California drivers may be less safe on the roads than they were in previous years, and this is even more true for teenagers. Early figures for 2016 show that after a 7.2 percent increase in traffic fatalities between 2014 and 2015, deaths from motor vehicle accidents are continuing to rise. This comes after numbers were dropping between 2007 and 2014. Teens are considered especially vulnerable with almost three times as much likelihood of being killed in a traffic accident compared to other age groups.

Experts have been asking why this reversal has happened even though cars have become safer with features such as electronic stability control and anti-lock brakes. Furthermore, advocacy groups have worked to raise awareness about issues such as using seat belts and driving under the influence. According to the National Highway Traffic Safety Administration, deaths as a result of distracted driving across all age groups rose 8.8 percent in 2015. Other factors that were significant in causing accidents were speeding, not wearing seat belts and impaired driving.
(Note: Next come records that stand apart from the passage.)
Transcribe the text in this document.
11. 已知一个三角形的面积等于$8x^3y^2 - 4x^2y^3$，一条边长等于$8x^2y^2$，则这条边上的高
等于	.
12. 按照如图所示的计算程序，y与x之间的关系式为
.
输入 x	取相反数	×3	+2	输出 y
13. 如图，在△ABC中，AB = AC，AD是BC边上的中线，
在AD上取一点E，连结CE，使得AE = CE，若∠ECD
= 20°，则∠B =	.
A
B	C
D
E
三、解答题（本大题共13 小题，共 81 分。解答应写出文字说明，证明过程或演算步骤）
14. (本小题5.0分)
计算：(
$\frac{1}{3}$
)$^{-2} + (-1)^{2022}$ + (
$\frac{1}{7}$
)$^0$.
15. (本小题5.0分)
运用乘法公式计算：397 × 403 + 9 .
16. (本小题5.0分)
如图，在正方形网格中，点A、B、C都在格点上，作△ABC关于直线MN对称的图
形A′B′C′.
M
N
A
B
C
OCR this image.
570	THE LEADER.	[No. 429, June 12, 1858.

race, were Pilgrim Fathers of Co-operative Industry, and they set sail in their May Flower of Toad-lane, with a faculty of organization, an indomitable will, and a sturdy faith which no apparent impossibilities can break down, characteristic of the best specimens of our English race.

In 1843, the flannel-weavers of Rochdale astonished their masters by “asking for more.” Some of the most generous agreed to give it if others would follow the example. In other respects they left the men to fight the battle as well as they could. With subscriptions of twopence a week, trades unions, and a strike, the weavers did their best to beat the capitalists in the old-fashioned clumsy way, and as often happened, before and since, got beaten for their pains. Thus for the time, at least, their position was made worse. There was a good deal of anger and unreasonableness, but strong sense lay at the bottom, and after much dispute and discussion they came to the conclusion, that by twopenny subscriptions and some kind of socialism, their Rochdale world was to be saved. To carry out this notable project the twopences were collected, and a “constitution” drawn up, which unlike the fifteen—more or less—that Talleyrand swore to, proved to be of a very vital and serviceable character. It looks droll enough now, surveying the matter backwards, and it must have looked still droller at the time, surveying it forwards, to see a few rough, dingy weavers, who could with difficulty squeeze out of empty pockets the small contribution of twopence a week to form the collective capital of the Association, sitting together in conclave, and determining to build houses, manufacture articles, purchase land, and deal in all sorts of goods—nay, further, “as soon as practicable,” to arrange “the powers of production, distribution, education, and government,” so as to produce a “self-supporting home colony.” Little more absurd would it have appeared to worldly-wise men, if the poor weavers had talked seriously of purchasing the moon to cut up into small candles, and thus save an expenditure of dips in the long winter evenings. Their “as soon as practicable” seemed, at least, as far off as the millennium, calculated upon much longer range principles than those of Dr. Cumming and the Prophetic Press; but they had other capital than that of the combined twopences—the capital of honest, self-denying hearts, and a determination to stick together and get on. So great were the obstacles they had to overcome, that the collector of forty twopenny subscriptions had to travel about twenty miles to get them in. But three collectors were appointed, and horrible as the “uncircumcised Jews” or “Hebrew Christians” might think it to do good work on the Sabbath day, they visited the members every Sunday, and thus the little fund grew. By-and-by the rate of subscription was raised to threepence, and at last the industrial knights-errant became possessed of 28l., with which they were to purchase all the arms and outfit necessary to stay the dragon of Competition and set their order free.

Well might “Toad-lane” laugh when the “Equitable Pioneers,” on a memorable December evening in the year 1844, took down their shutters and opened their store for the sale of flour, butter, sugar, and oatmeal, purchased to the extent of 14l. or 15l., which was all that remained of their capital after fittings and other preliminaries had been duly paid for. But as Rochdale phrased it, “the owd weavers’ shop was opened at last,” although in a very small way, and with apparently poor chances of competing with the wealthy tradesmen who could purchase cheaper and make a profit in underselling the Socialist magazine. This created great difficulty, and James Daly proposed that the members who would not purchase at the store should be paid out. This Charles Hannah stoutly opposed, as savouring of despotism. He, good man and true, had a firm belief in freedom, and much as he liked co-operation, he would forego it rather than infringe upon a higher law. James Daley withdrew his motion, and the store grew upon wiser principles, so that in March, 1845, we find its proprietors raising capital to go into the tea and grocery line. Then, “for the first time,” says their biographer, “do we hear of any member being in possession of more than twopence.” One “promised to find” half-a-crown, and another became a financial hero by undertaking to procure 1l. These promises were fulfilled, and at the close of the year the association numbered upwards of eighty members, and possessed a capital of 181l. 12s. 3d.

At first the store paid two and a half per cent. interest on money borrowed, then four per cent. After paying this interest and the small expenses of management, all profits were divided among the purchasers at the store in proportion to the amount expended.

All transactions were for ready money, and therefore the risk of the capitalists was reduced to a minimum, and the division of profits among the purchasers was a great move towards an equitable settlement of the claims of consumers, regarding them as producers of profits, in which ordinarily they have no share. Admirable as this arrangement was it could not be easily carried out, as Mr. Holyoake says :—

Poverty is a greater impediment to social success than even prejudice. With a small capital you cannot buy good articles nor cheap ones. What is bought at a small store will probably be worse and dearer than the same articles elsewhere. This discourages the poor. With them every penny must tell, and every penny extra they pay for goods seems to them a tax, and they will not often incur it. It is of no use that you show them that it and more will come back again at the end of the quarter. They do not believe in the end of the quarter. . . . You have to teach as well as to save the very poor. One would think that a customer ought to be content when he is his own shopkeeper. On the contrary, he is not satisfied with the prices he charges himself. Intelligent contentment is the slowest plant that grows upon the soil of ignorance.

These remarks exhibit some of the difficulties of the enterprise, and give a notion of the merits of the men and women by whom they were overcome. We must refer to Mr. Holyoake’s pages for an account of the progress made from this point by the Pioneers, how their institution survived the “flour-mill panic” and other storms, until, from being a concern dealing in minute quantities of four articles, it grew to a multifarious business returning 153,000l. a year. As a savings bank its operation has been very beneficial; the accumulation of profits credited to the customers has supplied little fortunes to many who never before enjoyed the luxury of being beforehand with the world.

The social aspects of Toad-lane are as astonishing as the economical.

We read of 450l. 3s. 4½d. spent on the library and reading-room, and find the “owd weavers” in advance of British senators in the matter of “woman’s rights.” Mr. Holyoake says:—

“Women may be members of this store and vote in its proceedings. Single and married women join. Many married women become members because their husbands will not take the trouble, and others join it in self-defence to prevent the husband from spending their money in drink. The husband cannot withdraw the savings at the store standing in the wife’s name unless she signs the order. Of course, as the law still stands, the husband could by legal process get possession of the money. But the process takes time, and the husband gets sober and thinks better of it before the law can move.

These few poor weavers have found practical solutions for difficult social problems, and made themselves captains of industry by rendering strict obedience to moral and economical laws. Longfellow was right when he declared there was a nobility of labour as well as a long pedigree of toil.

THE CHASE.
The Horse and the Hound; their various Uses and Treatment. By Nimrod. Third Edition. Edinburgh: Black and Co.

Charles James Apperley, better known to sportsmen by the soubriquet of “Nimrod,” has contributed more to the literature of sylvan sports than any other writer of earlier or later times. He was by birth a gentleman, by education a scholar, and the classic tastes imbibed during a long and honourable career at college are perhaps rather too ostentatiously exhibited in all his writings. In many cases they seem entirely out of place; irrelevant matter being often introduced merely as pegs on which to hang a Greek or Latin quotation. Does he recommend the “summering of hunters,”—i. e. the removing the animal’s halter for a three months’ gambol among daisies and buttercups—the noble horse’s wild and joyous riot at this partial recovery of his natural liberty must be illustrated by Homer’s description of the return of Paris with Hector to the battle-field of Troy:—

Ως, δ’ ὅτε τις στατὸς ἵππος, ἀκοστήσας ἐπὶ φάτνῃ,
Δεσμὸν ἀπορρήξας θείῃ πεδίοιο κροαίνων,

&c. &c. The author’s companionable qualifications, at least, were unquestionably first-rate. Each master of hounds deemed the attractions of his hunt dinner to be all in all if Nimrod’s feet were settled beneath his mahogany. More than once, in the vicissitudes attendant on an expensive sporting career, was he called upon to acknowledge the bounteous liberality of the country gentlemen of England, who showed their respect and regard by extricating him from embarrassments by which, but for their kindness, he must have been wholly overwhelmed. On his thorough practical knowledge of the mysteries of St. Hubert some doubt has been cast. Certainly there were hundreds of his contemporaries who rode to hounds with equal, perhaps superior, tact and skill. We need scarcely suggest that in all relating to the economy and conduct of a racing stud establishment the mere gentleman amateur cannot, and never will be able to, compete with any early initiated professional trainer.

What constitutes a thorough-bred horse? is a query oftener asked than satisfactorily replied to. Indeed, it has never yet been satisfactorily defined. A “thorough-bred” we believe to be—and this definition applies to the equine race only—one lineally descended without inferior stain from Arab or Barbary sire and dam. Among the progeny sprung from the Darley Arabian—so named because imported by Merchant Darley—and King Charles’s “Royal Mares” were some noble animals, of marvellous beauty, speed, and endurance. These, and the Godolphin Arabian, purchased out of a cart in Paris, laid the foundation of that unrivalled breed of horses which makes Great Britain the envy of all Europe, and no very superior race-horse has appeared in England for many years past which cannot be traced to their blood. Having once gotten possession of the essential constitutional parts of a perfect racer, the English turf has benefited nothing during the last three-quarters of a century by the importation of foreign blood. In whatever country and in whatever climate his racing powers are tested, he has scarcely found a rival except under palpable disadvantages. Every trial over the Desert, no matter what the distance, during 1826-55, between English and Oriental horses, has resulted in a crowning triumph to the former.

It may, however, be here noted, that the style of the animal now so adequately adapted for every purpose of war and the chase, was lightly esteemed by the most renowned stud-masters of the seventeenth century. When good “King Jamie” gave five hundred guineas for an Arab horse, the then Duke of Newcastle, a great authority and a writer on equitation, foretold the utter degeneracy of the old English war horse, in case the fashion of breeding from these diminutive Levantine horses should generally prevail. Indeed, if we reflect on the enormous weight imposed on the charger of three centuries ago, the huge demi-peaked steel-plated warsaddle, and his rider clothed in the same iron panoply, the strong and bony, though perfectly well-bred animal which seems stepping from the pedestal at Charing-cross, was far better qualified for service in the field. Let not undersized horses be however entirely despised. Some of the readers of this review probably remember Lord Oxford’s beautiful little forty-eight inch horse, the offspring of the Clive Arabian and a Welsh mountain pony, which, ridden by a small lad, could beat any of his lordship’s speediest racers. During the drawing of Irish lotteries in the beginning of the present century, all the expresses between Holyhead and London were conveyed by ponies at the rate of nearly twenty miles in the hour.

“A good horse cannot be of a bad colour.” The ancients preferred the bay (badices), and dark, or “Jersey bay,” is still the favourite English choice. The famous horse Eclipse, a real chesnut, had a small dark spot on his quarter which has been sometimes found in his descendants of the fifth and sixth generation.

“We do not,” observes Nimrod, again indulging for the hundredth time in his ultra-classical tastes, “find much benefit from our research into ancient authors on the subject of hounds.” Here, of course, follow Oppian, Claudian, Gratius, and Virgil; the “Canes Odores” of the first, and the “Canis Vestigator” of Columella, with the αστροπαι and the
One solution is to continue raising awareness in the general public about these dangers and the element of human error in motor vehicle accidents. Another is for parents to model safe driving behaviors for their children. This includes avoiding distractions like cellphones.

Nonfatal auto accidents can still have a high personal and monetary cost. While a severely injured person might expect compensation from insurance companies, the amount offered may not be enough. When the accident has been caused by the negligence of another driver, the victim might want to meet with an attorney to see if filing a personal injury lawsuit filed against the at-fault motorist would be an advisable course of action.